Mrs. Aquino vs. landowners

LAND reform is the sine qua non of Philippine reform movements and resistance movements. No wonder that President Corazon Aquino, like a number of her predecessors since the 1950s, is seeking to satisfy broadly based public pressures for land redistribution by introducing her own national program. The Aquino compromise plan - announced last week in the form of a presidential decree - deserves a fair hearing by the Philippine Congress. Lawmakers are to take up the issue this week.

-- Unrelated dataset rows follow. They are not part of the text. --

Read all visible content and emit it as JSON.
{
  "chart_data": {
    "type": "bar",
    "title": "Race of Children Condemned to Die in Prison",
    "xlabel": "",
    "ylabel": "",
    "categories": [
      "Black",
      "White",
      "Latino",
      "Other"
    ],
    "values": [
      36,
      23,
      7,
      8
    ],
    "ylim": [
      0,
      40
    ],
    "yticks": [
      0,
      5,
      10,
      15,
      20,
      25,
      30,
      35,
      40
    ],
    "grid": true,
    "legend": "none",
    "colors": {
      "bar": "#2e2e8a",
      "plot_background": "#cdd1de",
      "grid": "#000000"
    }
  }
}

The challenge facing Mrs. Aquino and the Congress - which must enact the actual redistribution legislation - is that most Filipinos are impoverished and live in rural areas. Cultivated land is either in the hands of groups of politically connected landlord families or of large corporations. Since the beginning of this century there have been more than a dozen land reform plans, including a fairly extensive 1972 program under Ferdinand Marcos. All eventually failed after determined opposition from landlords.

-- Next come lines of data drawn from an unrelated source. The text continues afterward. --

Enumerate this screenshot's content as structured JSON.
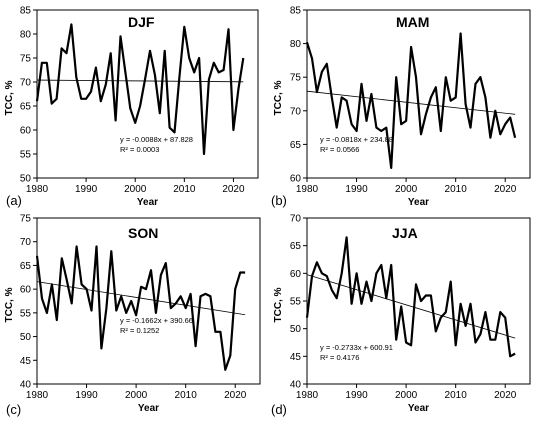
{
  "chart_data": [
    {
      "type": "line",
      "panel_label": "(a)",
      "title": "DJF",
      "xlabel": "Year",
      "ylabel": "TCC, %",
      "xlim": [
        1980,
        2025
      ],
      "ylim": [
        50,
        85
      ],
      "xticks": [
        1980,
        1990,
        2000,
        2010,
        2020
      ],
      "yticks": [
        50,
        55,
        60,
        65,
        70,
        75,
        80,
        85
      ],
      "trend": {
        "slope": -0.0088,
        "intercept": 87.828
      },
      "equation": "y = -0.0088x + 87.828",
      "r2": "R² = 0.0003",
      "x": [
        1980,
        1981,
        1982,
        1983,
        1984,
        1985,
        1986,
        1987,
        1988,
        1989,
        1990,
        1991,
        1992,
        1993,
        1994,
        1995,
        1996,
        1997,
        1998,
        1999,
        2000,
        2001,
        2002,
        2003,
        2004,
        2005,
        2006,
        2007,
        2008,
        2009,
        2010,
        2011,
        2012,
        2013,
        2014,
        2015,
        2016,
        2017,
        2018,
        2019,
        2020,
        2021,
        2022
      ],
      "y": [
        66,
        74,
        74,
        65.5,
        66.5,
        77,
        76,
        82,
        71,
        66.5,
        66.5,
        68,
        73,
        66,
        69.5,
        76,
        62,
        79.5,
        72,
        64.5,
        61.5,
        65,
        70.5,
        76.5,
        71.5,
        63.5,
        76.5,
        60.5,
        59.5,
        71,
        81.5,
        75,
        72,
        75,
        55,
        70.5,
        74,
        72,
        72.5,
        81,
        60,
        68.5,
        75
      ]
    },
    {
      "type": "line",
      "panel_label": "(b)",
      "title": "MAM",
      "xlabel": "Year",
      "ylabel": "TCC, %",
      "xlim": [
        1980,
        2025
      ],
      "ylim": [
        60,
        85
      ],
      "xticks": [
        1980,
        1990,
        2000,
        2010,
        2020
      ],
      "yticks": [
        60,
        65,
        70,
        75,
        80,
        85
      ],
      "trend": {
        "slope": -0.0818,
        "intercept": 234.88
      },
      "equation": "y = -0.0818x + 234.88",
      "r2": "R² = 0.0566",
      "x": [
        1980,
        1981,
        1982,
        1983,
        1984,
        1985,
        1986,
        1987,
        1988,
        1989,
        1990,
        1991,
        1992,
        1993,
        1994,
        1995,
        1996,
        1997,
        1998,
        1999,
        2000,
        2001,
        2002,
        2003,
        2004,
        2005,
        2006,
        2007,
        2008,
        2009,
        2010,
        2011,
        2012,
        2013,
        2014,
        2015,
        2016,
        2017,
        2018,
        2019,
        2020,
        2021,
        2022
      ],
      "y": [
        80.2,
        77.8,
        72.8,
        75.8,
        77,
        72,
        67.5,
        72,
        71.5,
        68,
        67,
        74,
        68.5,
        72.5,
        67.5,
        67,
        67.5,
        61.5,
        75,
        68,
        68.5,
        79.5,
        75,
        66.5,
        69.5,
        72,
        73.5,
        67,
        75,
        71.5,
        72,
        81.5,
        71,
        67.5,
        74,
        75,
        72,
        66,
        70,
        66.5,
        68,
        69,
        66
      ]
    },
    {
      "type": "line",
      "panel_label": "(c)",
      "title": "SON",
      "xlabel": "Year",
      "ylabel": "TCC, %",
      "xlim": [
        1980,
        2025
      ],
      "ylim": [
        40,
        75
      ],
      "xticks": [
        1980,
        1990,
        2000,
        2010,
        2020
      ],
      "yticks": [
        40,
        45,
        50,
        55,
        60,
        65,
        70,
        75
      ],
      "trend": {
        "slope": -0.1662,
        "intercept": 390.66
      },
      "equation": "y = -0.1662x + 390.66",
      "r2": "R² = 0.1252",
      "x": [
        1980,
        1981,
        1982,
        1983,
        1984,
        1985,
        1986,
        1987,
        1988,
        1989,
        1990,
        1991,
        1992,
        1993,
        1994,
        1995,
        1996,
        1997,
        1998,
        1999,
        2000,
        2001,
        2002,
        2003,
        2004,
        2005,
        2006,
        2007,
        2008,
        2009,
        2010,
        2011,
        2012,
        2013,
        2014,
        2015,
        2016,
        2017,
        2018,
        2019,
        2020,
        2021,
        2022
      ],
      "y": [
        67,
        58,
        55,
        61,
        53.5,
        66.5,
        62,
        57,
        69,
        61,
        60,
        55.5,
        69,
        47.5,
        56,
        68,
        55.5,
        58.5,
        55,
        57.5,
        54.5,
        60.5,
        60,
        64,
        55,
        63,
        65.5,
        56,
        57,
        58.5,
        56,
        59,
        48,
        58.5,
        59,
        58.5,
        51,
        51,
        43,
        46,
        60,
        63.5,
        63.5
      ]
    },
    {
      "type": "line",
      "panel_label": "(d)",
      "title": "JJA",
      "xlabel": "Year",
      "ylabel": "TCC, %",
      "xlim": [
        1980,
        2025
      ],
      "ylim": [
        40,
        70
      ],
      "xticks": [
        1980,
        1990,
        2000,
        2010,
        2020
      ],
      "yticks": [
        40,
        45,
        50,
        55,
        60,
        65,
        70
      ],
      "trend": {
        "slope": -0.2733,
        "intercept": 600.91
      },
      "equation": "y = -0.2733x + 600.91",
      "r2": "R² = 0.4176",
      "x": [
        1980,
        1981,
        1982,
        1983,
        1984,
        1985,
        1986,
        1987,
        1988,
        1989,
        1990,
        1991,
        1992,
        1993,
        1994,
        1995,
        1996,
        1997,
        1998,
        1999,
        2000,
        2001,
        2002,
        2003,
        2004,
        2005,
        2006,
        2007,
        2008,
        2009,
        2010,
        2011,
        2012,
        2013,
        2014,
        2015,
        2016,
        2017,
        2018,
        2019,
        2020,
        2021,
        2022
      ],
      "y": [
        52,
        59.5,
        62,
        60,
        59.5,
        57,
        55.5,
        60,
        66.5,
        54.5,
        60,
        54.5,
        58.5,
        55,
        60,
        61.5,
        55.5,
        61.5,
        48,
        54,
        47.5,
        47,
        58,
        55,
        56,
        56,
        49.5,
        52,
        53,
        58.5,
        47,
        54.5,
        50.5,
        54.5,
        47.5,
        49,
        53,
        48,
        48,
        53,
        52,
        45,
        45.5
      ]
    }
  ]
}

Not surprisingly, Aquino's program has come under sharp attack. Landlords call it confiscatory. Leftists say it doesn't go far enough. Yet Aquino's plan would include more than 3 million acres of cultivated sugar and coconut plantation lands left out of the 1972 Marcos program. All landowners would be ultimately compensated under the Aquino plan.

The Philippine Congress will want to examine the effect of redistribution on agricultural productivity. Still, the social gains from some form of redistribution are obvious. Communist insurgents have made the issue their rallying cry. Ordinary Filipinos need to perceive that they have a stake in their society. Land reform is an initiative in the right direction.